Rumpel entered this year with a career 92.6 save percentage and a GAA of 2.16, but this year has just an 89.5 save percentage and a GAA just south of four at 3.82. But those aren’t the only relevant stats. He’s also had to make an average of almost four more saves a game than he did a season ago, and in his last 14 games that he’s finished, he’s averaged over 37 stops.

“If you look at his stats, they’re not where they were last year, [but] he’s made more saves and tougher saves [this year],” Eaves said. “He didn’t have to make a lot of these saves last year because he had veteran guys in front of him. He’s probably made more tougher saves this year than he has in his first three years.”

This rough stretch for Wisconsin and Rumpel has also included two games where Eaves pulled Rumpel after slow starts. Two games before the winless streak began, Rumpel allowed three goals on the first six shots he saw and then sat on the bench for the rest of the game. Then 22 days later against Michigan, Rumpel allowed two scores in the opening 2:03 and was pulled in favor of Peterson.

But despite being taken out of games, allowing career-highs in goals and making 30 or more saves night in and night out, Rumpel has somehow managed to remain upbeat.

“You’re going through a time like this where we haven’t won in 10 games and the guy, he’s just always positive,” Drake said. “I’ll tell you it’s not fun coming to the rink right now when you’re losing games. But he’s always positive. He’s just resilient.”

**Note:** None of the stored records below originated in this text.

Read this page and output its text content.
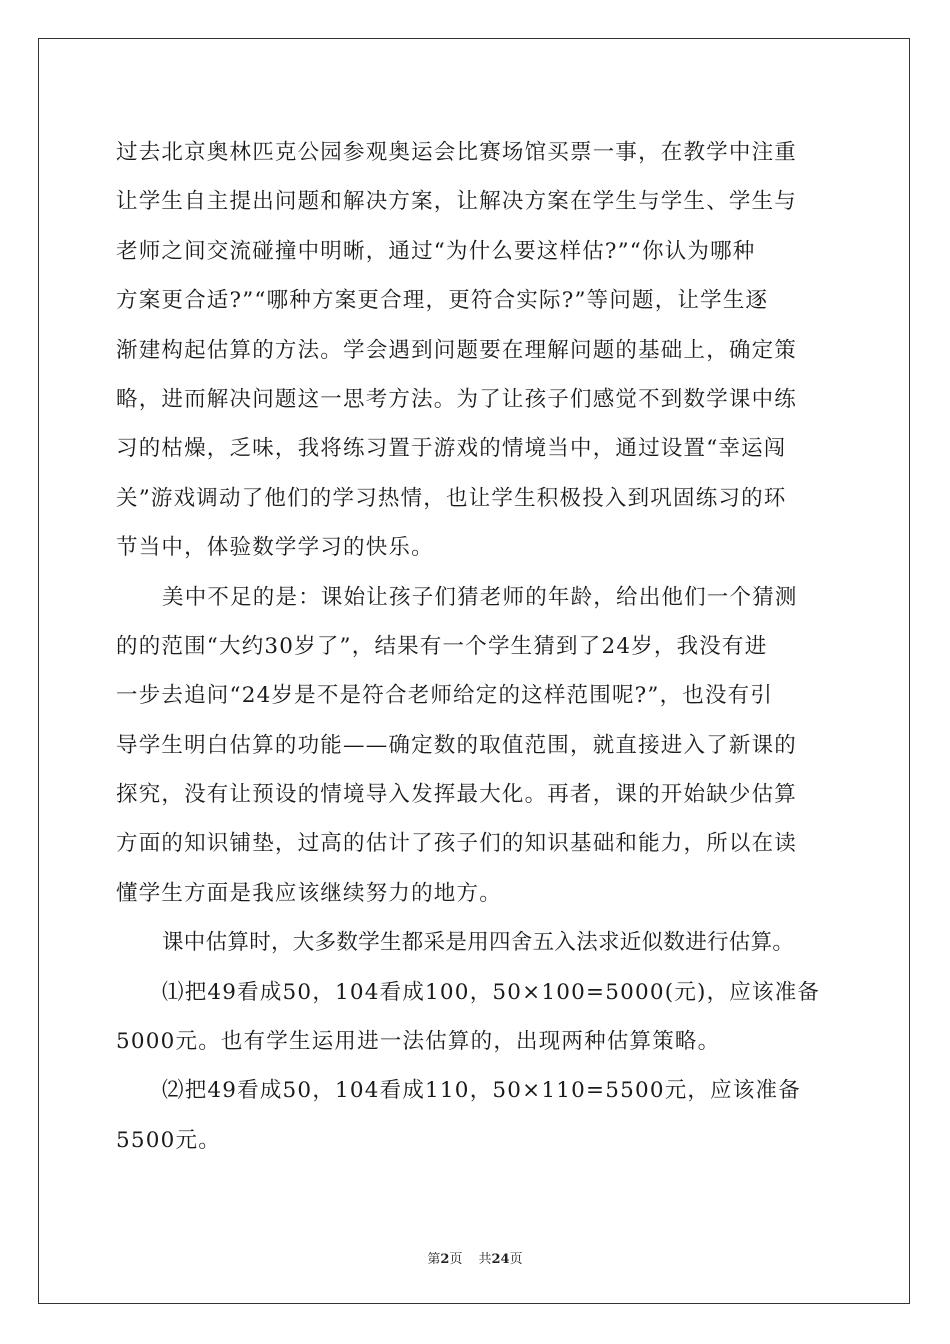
过去北京奥林匹克公园参观奥运会比赛场馆买票一事，在教学中注重
让学生自主提出问题和解决方案，让解决方案在学生与学生、学生与
老师之间交流碰撞中明晰，通过“为什么要这样估?”“你认为哪种
方案更合适?”“哪种方案更合理，更符合实际?”等问题，让学生逐
渐建构起估算的方法。学会遇到问题要在理解问题的基础上，确定策
略，进而解决问题这一思考方法。为了让孩子们感觉不到数学课中练
习的枯燥，乏味，我将练习置于游戏的情境当中，通过设置“幸运闯
关”游戏调动了他们的学习热情，也让学生积极投入到巩固练习的环
节当中，体验数学学习的快乐。
美中不足的是：课始让孩子们猜老师的年龄，给出他们一个猜测
的的范围“大约30岁了”，结果有一个学生猜到了24岁，我没有进
一步去追问“24岁是不是符合老师给定的这样范围呢?”，也没有引
导学生明白估算的功能——确定数的取值范围，就直接进入了新课的
探究，没有让预设的情境导入发挥最大化。再者，课的开始缺少估算
方面的知识铺垫，过高的估计了孩子们的知识基础和能力，所以在读
懂学生方面是我应该继续努力的地方。
课中估算时，大多数学生都采是用四舍五入法求近似数进行估算。
⑴把49看成50，104看成100，50×100=5000(元)，应该准备
5000元。也有学生运用进一法估算的，出现两种估算策略。
⑵把49看成50，104看成110，50×110=5500元，应该准备
5500元。
第2页 共24页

Even after some of his toughest performances, Rumpel has taken the personal adversity in stride, according to Drake, who lives with Rumpel.

“He’s so even-keeled that you really can’t notice anything different,” Drake said. “I remember after the Tech game he really didn’t talk. But he was out there. We were watching TV, had dinner and stuff together. Before he goes to bed, it’s the same old Joel. It’s bizarre, but maybe that’s why he’s so successful where he is.”

As tough as this season has been, Wisconsin still has 10 more regular season games remaining and at least one game after that in the Big Ten Tournament.

An NCAA tournament berth is all but impossible, barring three-straight wins at the conference tournament to get an automatic spot, but there’s still a lot of hockey to be played and Rumpel saves to be made.

“It’s been a struggle so far, but you feel every game you’re starting to add a different aspect to your game, and come the end of the season, I’m looking forward to being able to tie that all together,” Rumpel said.